Хохол широко шагнул к самовару, снова сел на корточки перед ним и тихо пробормотал:
— Дадут счастья — не откажусь, просить — не стану!
Вошел Павел со двора, уверенно сказал:
— Не найдут! — и стал умываться.
Потом, крепко и тщательно вытирая руки, заговорил:
— Если вы, мамаша, покажете им, что испугались, они подумают: значит, в этом доме что-то есть, коли она так дрожит. Вы ведь понимаете — дурного мы не хотим, на нашей стороне правда, и всю жизнь мы будем работать для нее — вот вся наша вина! Чего же бояться?
— Я, Паша, скреплюсь, — пообещала она. И вслед за тем у нее тоскливо вырвалось: — Уж скорее бы приходили они!
А они не пришли в эту ночь, и наутро, предупреждая возможность шуток над ее страхом, мать первая стала шутить над собой:
— Прежде страха испугалась!
Они явились почти через месяц после тревожной ночи. У Павла сидел Николай Весовщиков, и, втроем с Андреем, они говорили о своей газете. Было поздно, около полуночи. Мать уже легла и, засыпая, сквозь дрему слышала озабоченные, тихие голоса. Вот Андрей, осторожно шагая, прошел через кухню, тихо притворил за собой дверь. В сенях загремело железное ведро. И вдруг дверь широко распахнулась — хохол шагнул в кухню, громко шепнув:
— Шпоры звенят!
Мать вскочила с постели, дрожащими руками хватая платье, но в двери из комнаты явился Павел и спокойно сказал:
— Вы лежите, — вам нездоровится!
В сенях был слышен осторожный шорох. Павел подошел к двери и, толкнув ее рукой, спросил:
— Кто там?
В дверь странно быстро ввернулась высокая, серая фигура, за ней другая, двое жандармов оттеснили Павла, встали по бокам у него, и прозвучал высокий, насмешливый голос:
— Не те, кого вы ждали, а?
«Мать». Кукрыниксы
Это сказал высокий, тонкий офицер с черными, редкими усами.
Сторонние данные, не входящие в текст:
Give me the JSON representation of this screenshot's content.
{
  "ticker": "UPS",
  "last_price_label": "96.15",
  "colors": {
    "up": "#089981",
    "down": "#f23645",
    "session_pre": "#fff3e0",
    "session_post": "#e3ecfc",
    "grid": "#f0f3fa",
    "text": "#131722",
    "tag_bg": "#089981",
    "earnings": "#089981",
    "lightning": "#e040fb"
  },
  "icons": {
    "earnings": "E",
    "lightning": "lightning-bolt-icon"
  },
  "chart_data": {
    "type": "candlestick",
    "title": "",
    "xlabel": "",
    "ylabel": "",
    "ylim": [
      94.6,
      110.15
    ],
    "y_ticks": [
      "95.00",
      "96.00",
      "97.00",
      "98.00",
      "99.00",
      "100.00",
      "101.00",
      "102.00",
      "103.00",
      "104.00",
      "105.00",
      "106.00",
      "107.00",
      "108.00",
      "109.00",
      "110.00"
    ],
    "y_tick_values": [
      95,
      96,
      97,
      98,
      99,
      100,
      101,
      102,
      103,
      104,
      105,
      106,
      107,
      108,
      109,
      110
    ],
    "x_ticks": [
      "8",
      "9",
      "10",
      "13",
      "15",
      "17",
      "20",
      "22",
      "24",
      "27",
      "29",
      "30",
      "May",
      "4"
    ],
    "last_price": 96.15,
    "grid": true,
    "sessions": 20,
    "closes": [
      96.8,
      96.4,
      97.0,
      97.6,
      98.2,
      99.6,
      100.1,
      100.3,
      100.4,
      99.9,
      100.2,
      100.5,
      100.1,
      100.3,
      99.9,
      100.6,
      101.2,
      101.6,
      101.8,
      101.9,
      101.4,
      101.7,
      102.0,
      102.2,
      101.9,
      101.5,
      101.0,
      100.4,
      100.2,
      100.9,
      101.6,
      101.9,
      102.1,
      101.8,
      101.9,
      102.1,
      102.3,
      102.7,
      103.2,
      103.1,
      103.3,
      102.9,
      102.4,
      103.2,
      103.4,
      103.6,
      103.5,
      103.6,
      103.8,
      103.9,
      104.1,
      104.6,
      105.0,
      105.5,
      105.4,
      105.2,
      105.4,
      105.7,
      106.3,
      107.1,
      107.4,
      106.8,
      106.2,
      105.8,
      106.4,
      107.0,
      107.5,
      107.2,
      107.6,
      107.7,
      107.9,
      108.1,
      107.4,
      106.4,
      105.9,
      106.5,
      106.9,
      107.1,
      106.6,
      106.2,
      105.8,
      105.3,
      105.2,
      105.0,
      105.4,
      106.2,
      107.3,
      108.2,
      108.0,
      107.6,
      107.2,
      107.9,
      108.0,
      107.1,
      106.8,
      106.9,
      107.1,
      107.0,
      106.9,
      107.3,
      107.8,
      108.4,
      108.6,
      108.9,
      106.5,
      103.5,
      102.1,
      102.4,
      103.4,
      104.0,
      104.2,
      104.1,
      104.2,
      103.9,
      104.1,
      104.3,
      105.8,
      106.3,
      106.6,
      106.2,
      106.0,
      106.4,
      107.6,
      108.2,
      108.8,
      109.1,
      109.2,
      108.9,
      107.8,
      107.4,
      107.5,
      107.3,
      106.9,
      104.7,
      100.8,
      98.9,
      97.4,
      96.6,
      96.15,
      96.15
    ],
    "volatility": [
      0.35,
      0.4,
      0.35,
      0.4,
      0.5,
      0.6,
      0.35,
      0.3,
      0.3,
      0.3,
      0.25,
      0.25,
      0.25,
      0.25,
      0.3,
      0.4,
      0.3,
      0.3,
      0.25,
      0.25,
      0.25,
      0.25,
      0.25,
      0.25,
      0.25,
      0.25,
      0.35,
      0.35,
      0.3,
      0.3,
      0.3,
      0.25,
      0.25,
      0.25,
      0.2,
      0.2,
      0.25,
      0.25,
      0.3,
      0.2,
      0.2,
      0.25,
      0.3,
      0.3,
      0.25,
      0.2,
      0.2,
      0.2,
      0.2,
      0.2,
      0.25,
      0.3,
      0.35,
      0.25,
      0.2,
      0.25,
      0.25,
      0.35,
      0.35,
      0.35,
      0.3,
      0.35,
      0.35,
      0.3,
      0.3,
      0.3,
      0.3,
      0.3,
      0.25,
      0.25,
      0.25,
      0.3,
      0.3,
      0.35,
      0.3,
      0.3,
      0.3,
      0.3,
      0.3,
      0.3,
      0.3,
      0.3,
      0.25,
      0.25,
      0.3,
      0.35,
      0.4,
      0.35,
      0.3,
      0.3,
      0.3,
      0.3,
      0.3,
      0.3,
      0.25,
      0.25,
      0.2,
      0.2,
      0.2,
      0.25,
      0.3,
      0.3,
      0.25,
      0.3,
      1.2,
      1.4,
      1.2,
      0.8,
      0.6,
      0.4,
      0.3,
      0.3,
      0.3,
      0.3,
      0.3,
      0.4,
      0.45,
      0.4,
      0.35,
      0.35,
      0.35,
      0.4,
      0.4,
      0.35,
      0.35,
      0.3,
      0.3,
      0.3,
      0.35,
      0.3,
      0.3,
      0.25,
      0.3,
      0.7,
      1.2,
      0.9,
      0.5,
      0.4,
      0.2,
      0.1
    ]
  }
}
У постели матери появился слободский полицейский Федякин и, приложив одну руку к фуражке, а другою указывая в лицо матери, сказал, сделав страшные глаза:
— Вот это мать его, ваше благородие! — И, махнув рукой на Павла, прибавил: — А это — он самый!
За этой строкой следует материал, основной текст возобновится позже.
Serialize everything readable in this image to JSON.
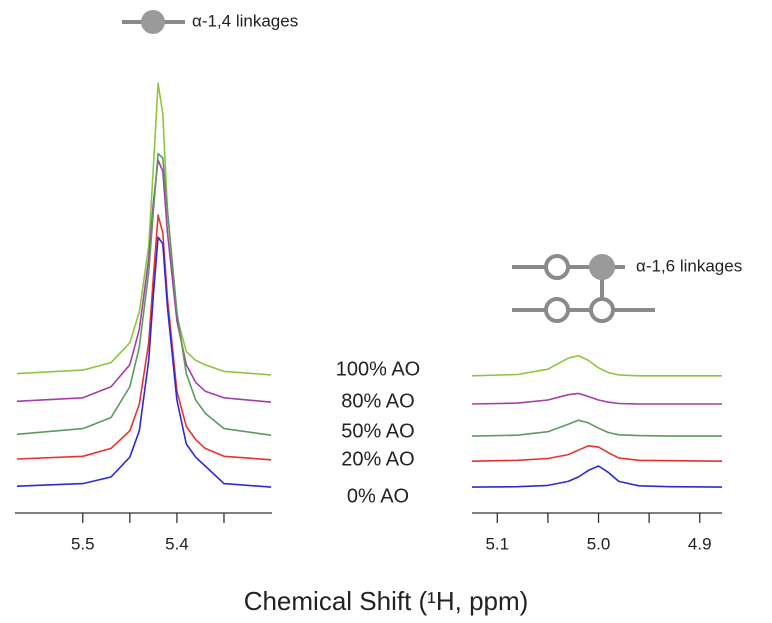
{
  "chart_data": {
    "type": "line",
    "xlabel": "Chemical Shift (¹H, ppm)",
    "ylim": [
      0,
      100
    ],
    "panels": [
      {
        "annotation": "α-1,4 linkages",
        "xlim": [
          5.572,
          5.299
        ],
        "xticks": [
          5.5,
          5.4
        ],
        "minor_xticks": [
          5.45,
          5.35
        ],
        "x": [
          5.57,
          5.5,
          5.47,
          5.45,
          5.44,
          5.43,
          5.425,
          5.42,
          5.415,
          5.41,
          5.4,
          5.39,
          5.38,
          5.37,
          5.35,
          5.3
        ]
      },
      {
        "annotation": "α-1,6 linkages",
        "xlim": [
          5.125,
          4.878
        ],
        "xticks": [
          5.1,
          {
            "value": 5,
            "label": "5.0"
          },
          4.9
        ],
        "minor_xticks": [
          5.05,
          4.95
        ],
        "x": [
          5.125,
          5.08,
          5.05,
          5.03,
          5.02,
          5.01,
          5.0,
          4.99,
          4.98,
          4.96,
          4.93,
          4.878
        ]
      }
    ],
    "series": [
      {
        "name": "100% AO",
        "color": "#8cc63f",
        "values": [
          [
            31,
            31.8,
            33.5,
            38,
            45,
            60,
            78,
            97,
            90,
            68,
            44,
            36,
            34,
            33,
            31.5,
            30.7
          ],
          [
            30.5,
            30.8,
            32,
            34.5,
            35.1,
            34,
            32.3,
            31.2,
            30.7,
            30.5,
            30.5,
            30.5
          ]
        ]
      },
      {
        "name": "80% AO",
        "color": "#a43ea8",
        "values": [
          [
            24.7,
            25.5,
            28,
            33,
            41,
            57,
            70,
            79.5,
            77,
            63,
            43,
            33,
            29,
            27,
            25.5,
            24.5
          ],
          [
            24.1,
            24.3,
            25,
            26.2,
            26.5,
            25.8,
            25,
            24.5,
            24.2,
            24.1,
            24.1,
            24.1
          ]
        ]
      },
      {
        "name": "50% AO",
        "color": "#5e9a5e",
        "values": [
          [
            17.2,
            18.5,
            21,
            28,
            37,
            54,
            68,
            81,
            80,
            68,
            45,
            31,
            25,
            22,
            18.5,
            17
          ],
          [
            16.8,
            17,
            17.8,
            19.5,
            20.4,
            19.8,
            18.6,
            17.6,
            17.1,
            16.9,
            16.8,
            16.8
          ]
        ]
      },
      {
        "name": "20% AO",
        "color": "#e8322e",
        "values": [
          [
            11.6,
            12.2,
            14,
            18,
            24,
            38,
            53,
            67,
            63,
            48,
            27,
            19,
            16,
            14,
            12.2,
            11.4
          ],
          [
            11.1,
            11.3,
            11.7,
            12.6,
            13.6,
            14.6,
            14.3,
            13,
            11.8,
            11.3,
            11.2,
            11.1
          ]
        ]
      },
      {
        "name": "0% AO",
        "color": "#2b2bd6",
        "values": [
          [
            5.4,
            6,
            7.5,
            12,
            18,
            34,
            49,
            62,
            60.5,
            46,
            25,
            15,
            12,
            10,
            6,
            5.2
          ],
          [
            5.2,
            5.3,
            5.6,
            6.5,
            7.5,
            9,
            10,
            8.5,
            6.5,
            5.5,
            5.3,
            5.2
          ]
        ]
      }
    ]
  }
}
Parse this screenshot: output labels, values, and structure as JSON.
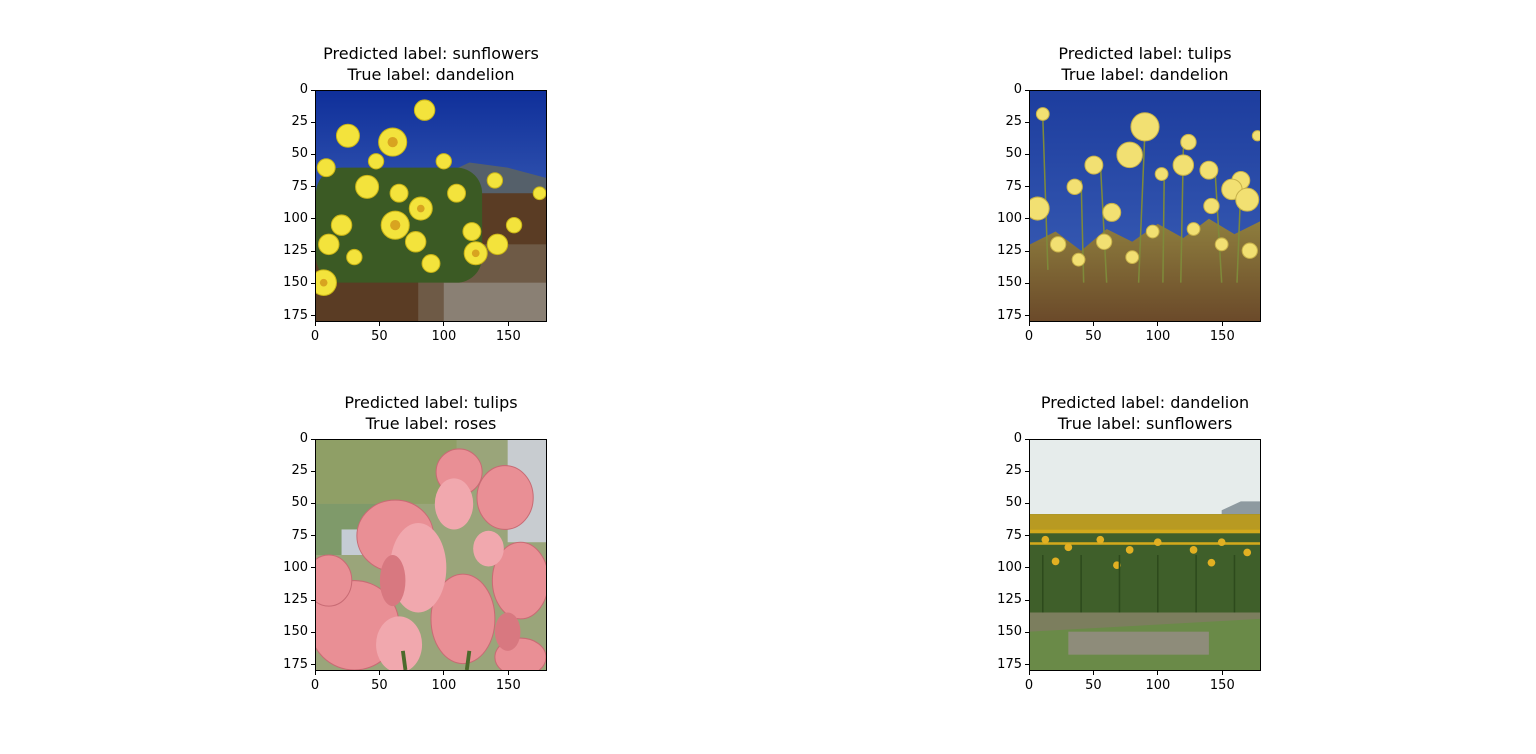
{
  "chart_data": [
    {
      "type": "image",
      "title": [
        "Predicted label: sunflowers",
        "True label: dandelion"
      ],
      "predicted": "sunflowers",
      "true": "dandelion",
      "image_subject": "yellow daisy-like flowers under a deep blue sky with distant hills",
      "xlim": [
        0,
        180
      ],
      "ylim": [
        180,
        0
      ],
      "xticks": [
        0,
        50,
        100,
        150
      ],
      "yticks": [
        0,
        25,
        50,
        75,
        100,
        125,
        150,
        175
      ],
      "xtick_labels": [
        "0",
        "50",
        "100",
        "150"
      ],
      "ytick_labels": [
        "0",
        "25",
        "50",
        "75",
        "100",
        "125",
        "150",
        "175"
      ]
    },
    {
      "type": "image",
      "title": [
        "Predicted label: tulips",
        "True label: dandelion"
      ],
      "predicted": "tulips",
      "true": "dandelion",
      "image_subject": "tall pale-yellow flowers against a blue sky",
      "xlim": [
        0,
        180
      ],
      "ylim": [
        180,
        0
      ],
      "xticks": [
        0,
        50,
        100,
        150
      ],
      "yticks": [
        0,
        25,
        50,
        75,
        100,
        125,
        150,
        175
      ],
      "xtick_labels": [
        "0",
        "50",
        "100",
        "150"
      ],
      "ytick_labels": [
        "0",
        "25",
        "50",
        "75",
        "100",
        "125",
        "150",
        "175"
      ]
    },
    {
      "type": "image",
      "title": [
        "Predicted label: tulips",
        "True label: roses"
      ],
      "predicted": "tulips",
      "true": "roses",
      "image_subject": "bouquet of pink roses by a window",
      "xlim": [
        0,
        180
      ],
      "ylim": [
        180,
        0
      ],
      "xticks": [
        0,
        50,
        100,
        150
      ],
      "yticks": [
        0,
        25,
        50,
        75,
        100,
        125,
        150,
        175
      ],
      "xtick_labels": [
        "0",
        "50",
        "100",
        "150"
      ],
      "ytick_labels": [
        "0",
        "25",
        "50",
        "75",
        "100",
        "125",
        "150",
        "175"
      ]
    },
    {
      "type": "image",
      "title": [
        "Predicted label: dandelion",
        "True label: sunflowers"
      ],
      "predicted": "dandelion",
      "true": "sunflowers",
      "image_subject": "field of sunflowers under an overcast sky",
      "xlim": [
        0,
        180
      ],
      "ylim": [
        180,
        0
      ],
      "xticks": [
        0,
        50,
        100,
        150
      ],
      "yticks": [
        0,
        25,
        50,
        75,
        100,
        125,
        150,
        175
      ],
      "xtick_labels": [
        "0",
        "50",
        "100",
        "150"
      ],
      "ytick_labels": [
        "0",
        "25",
        "50",
        "75",
        "100",
        "125",
        "150",
        "175"
      ]
    }
  ]
}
— Павел Власов? — спросил офицер, прищурив глаза, и, когда Павел молча кивнул головой, он заявил, крутя ус: — Я должен произвести обыск у тебя. Старуха, встань! Там — кто? — спросил он, заглядывая в комнату, и порывисто шагнул к двери.
— Ваши фамилии? — раздался его голос.
Из сеней вышли двое понятых — старый литейщик Тверяков и его постоялец, кочегар Рыбин, солидный, черный мужик. Он густо и громко сказал:
— Здравствуй, Ниловна!
Она одевалась и, чтобы придать себе бодрости, тихонько говорила:
— Что уж это! Приходят ночью, — люди спать легли, а они приходят!..
В комнате было тесно и почему-то сильно пахло ваксой. Двое жандармов и слободский пристав Рыскин, громко топая ногами, снимали с полки книги и складывали их на стол перед офицером. Другие двое стучали кулаками по стенам, заглядывали под стулья, один неуклюже лез на печь. Хохол и Весовщиков, тесно прижавшись друг к другу, стояли в углу. Рябое лицо Николая покрылось красными пятнами, его маленькие, серые глаза не отрываясь смотрели на офицера. Хохол крутил усы, и, когда мать вошла в комнату, он, усмехнувшись, ласково кивнул ей головой.
Стараясь подавить свой страх, она двигалась не боком, как всегда, а прямо, грудью вперед, — это придавало ее фигуре смешную и напыщенную важность. Она громко топала ногами, а брови у нее дрожали…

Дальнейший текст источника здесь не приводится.